I pledge allegiance to the flag of the United States of America and to the republic for which it stands, one nation under God, indivisible, with liberty and justice for all.
There is irony in the fact that although prayer has been banned in our public schools, millions of American schoolkids are required to recite the pledge to the flag each day whether they believe it or understand its implications. Our quibble with the pledge is not with its use or misuse of God, but rather with the phrase “one nation indivisible.”
What are the historical origins of this patriotic creed with the mistaken notion that the United States is indivisible? Is it based on either the Constitution or the Declaration of Independence? Is it attributable to either George Washington, Thomas Jefferson, or James Madison? The answer is—none of the above.
Few Americans realize that the pledge, popularized by the American Legion and other patriotic organizations, is the work of two little-known Boston writers who published it in 1892. Congress codified it in 1942 during World War II and added “under God” in 1954. Pictures of Washington’s army displaying the Stars and Stripes are fantasies. The flag was not used then. Troops advanced under their state and local flags, and the flag did not become part of U.S. Army regulations until the 1830’s. It was perceived during the antebellum period as the flag of a federation, not the flag of a unitary nation state, just like the European Union flag.
When children in communist Russia used to recite mindless Marxist-Leninist creeds, we called it brainwashing. When American kids say the Pledge of Allegiance, it is patriotism.

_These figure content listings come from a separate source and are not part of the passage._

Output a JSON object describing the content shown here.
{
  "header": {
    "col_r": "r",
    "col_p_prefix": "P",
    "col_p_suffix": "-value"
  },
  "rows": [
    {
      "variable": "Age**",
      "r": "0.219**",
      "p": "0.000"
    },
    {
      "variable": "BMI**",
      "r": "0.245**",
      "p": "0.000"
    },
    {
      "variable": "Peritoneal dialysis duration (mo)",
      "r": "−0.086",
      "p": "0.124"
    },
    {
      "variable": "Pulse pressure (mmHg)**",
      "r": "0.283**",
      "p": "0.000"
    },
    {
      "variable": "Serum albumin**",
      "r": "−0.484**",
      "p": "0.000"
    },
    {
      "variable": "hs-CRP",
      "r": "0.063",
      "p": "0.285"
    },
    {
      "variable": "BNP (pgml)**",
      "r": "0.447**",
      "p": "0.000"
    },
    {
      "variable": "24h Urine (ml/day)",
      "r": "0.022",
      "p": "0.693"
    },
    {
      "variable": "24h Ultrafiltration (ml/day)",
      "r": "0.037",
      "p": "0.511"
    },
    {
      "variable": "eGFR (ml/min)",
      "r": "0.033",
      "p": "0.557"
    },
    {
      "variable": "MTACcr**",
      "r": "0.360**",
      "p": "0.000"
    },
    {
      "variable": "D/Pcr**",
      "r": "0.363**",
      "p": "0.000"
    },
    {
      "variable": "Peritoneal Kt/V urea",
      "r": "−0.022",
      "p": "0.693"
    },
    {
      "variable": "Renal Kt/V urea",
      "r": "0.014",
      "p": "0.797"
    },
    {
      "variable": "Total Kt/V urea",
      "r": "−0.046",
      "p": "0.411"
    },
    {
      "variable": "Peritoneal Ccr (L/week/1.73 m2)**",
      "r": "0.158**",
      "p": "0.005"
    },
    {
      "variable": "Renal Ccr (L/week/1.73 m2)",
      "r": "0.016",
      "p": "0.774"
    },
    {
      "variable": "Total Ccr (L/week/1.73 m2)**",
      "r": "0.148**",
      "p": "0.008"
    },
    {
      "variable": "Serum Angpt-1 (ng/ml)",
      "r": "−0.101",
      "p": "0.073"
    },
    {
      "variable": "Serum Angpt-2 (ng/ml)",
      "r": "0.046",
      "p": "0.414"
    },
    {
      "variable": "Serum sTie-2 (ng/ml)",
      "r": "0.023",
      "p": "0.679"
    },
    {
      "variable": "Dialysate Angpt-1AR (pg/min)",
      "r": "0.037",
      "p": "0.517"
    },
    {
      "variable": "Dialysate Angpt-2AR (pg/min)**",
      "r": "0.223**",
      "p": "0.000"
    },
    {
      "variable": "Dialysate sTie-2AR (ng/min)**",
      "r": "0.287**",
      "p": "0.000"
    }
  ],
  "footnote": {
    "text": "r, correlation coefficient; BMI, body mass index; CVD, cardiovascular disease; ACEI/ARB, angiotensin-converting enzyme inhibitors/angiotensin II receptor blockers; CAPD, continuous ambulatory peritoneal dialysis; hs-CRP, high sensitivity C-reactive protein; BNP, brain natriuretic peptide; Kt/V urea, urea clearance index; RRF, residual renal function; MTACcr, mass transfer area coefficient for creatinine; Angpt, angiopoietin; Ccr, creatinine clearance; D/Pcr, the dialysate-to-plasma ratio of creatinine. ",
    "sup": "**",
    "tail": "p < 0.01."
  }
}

From the outset Americans have disagreed over two contrary theories of what it was our Founders founded—the compact theory and the nationalist theory. The compact theory first put forth by Thomas Jefferson and James Madison holds that the Constitution is a compact of sovereign states which have delegated enumerated powers to a central government as their agent. This theory was dominant throughout the antebellum period. Indeed, no nationalist theory appeared until the 1830’s. As a result of widespread adherence to the compact theory, secession was viewed as a lawful form of resistance available to any American state. The region that most often considered secession was New England. Many Abolitionists urged secession of the Northern states.
As Thomas Jefferson said in the Declaration of Independence, “Whenever any form of government becomes destructive, it is the right of the people to alter or abolish it, and to institute a new government.” Just as a group has a right to form, so too does it have a right to disband, to subdivide itself, or secede from a larger unit.
In sharp contrast to the compact theory is the nationalist theory championed by Abraham Lincoln which holds that the states were never sovereign. After splitting with England, the people of the various colonics were spontaneously transformed into the American polity. This body was sovereign and created a central government called the Continental Congress that authorized the formation of the states. The contract, once made, between the people and the government was irrevocable; a political marriage from which there was no divorce.
Early in his career Lincoln supported the right to secede: “Any people anywhere being inclined and having the power have the right to rise up and shake off the existing government, and form a new one which suits them better.” Later he had a change of heart. To justify his invasion of the South and his scorched earth policy toward 11 dissident states, he made preservation of the Union the moral imperative of the United States: “If I could save the Union without freeing any slave I would do it, and if I could save the Union by freeing some and leaving others alone I would also do that. What I do about slavery, and the colored race, I do because I believe it helps save the Union.” Lincoln claimed that he had taken an oath to preserve the Union. But he had taken no such oath; rather he had sworn to preserve the Constitution, and the Constitution did not in 1861, and does not now, prohibit the secession of an American state. When it became politically expedient to do so, Lincoln issued the Emancipation Proclamation, he also enshrined in the minds of all Americans the notion that what it means to be a good American is to ensure the survival of the Union at all cost—one nation indivisible.
Lincoln lived in an age of unabashed empire building and of coercion of independent political societies into consolidated unions. What Bismarck was accomplishing in Germany with his policy of “blood and iron,” what Garibaldi was trying to achieve in Italy, and what Lenin would later accomplish in Russia, Lincoln achieved in America through the bloodiest war of the 19th century. Lincoln did not preserve an indivisible union from destruction because he did not inherit one; rather, like Bismarck and Lenin, he created one.
Thanks to Lincoln, World War I, the Great Depression, World War II, and the Cold War, most Americans—whether they be Democrats, Republicans, or Independents—are firmly ensconced in the nationalist political camp. While many conservatives give lip service to Jefferson and the decentralist model of government, most behave as world-class centralists. Liberals have never tried to hide their affection for the nationalist approach.
In his first Inaugural Address Ronald Reagan flatly rejected the nationalist theory: “The federal government did not create the states; the states created the federal government.” But, while pretending to be a decentralist, Reagan may have contributed more to the massive concentration of power in Washington than any other President with his multi-trillion dollar peacetime military build- up.
When there is increasing agreement among liberals and conservatives alike that the federal government has become too big, too powerful, too intrusive, too bureaucratic, and too unresponsive to the needs of local communities everywhere, does it make sense to continue indoctrinating our youth with the misleading view that the United States is indivisible? It is not; it never has been; and we cannot think of any good reason why it ever should be.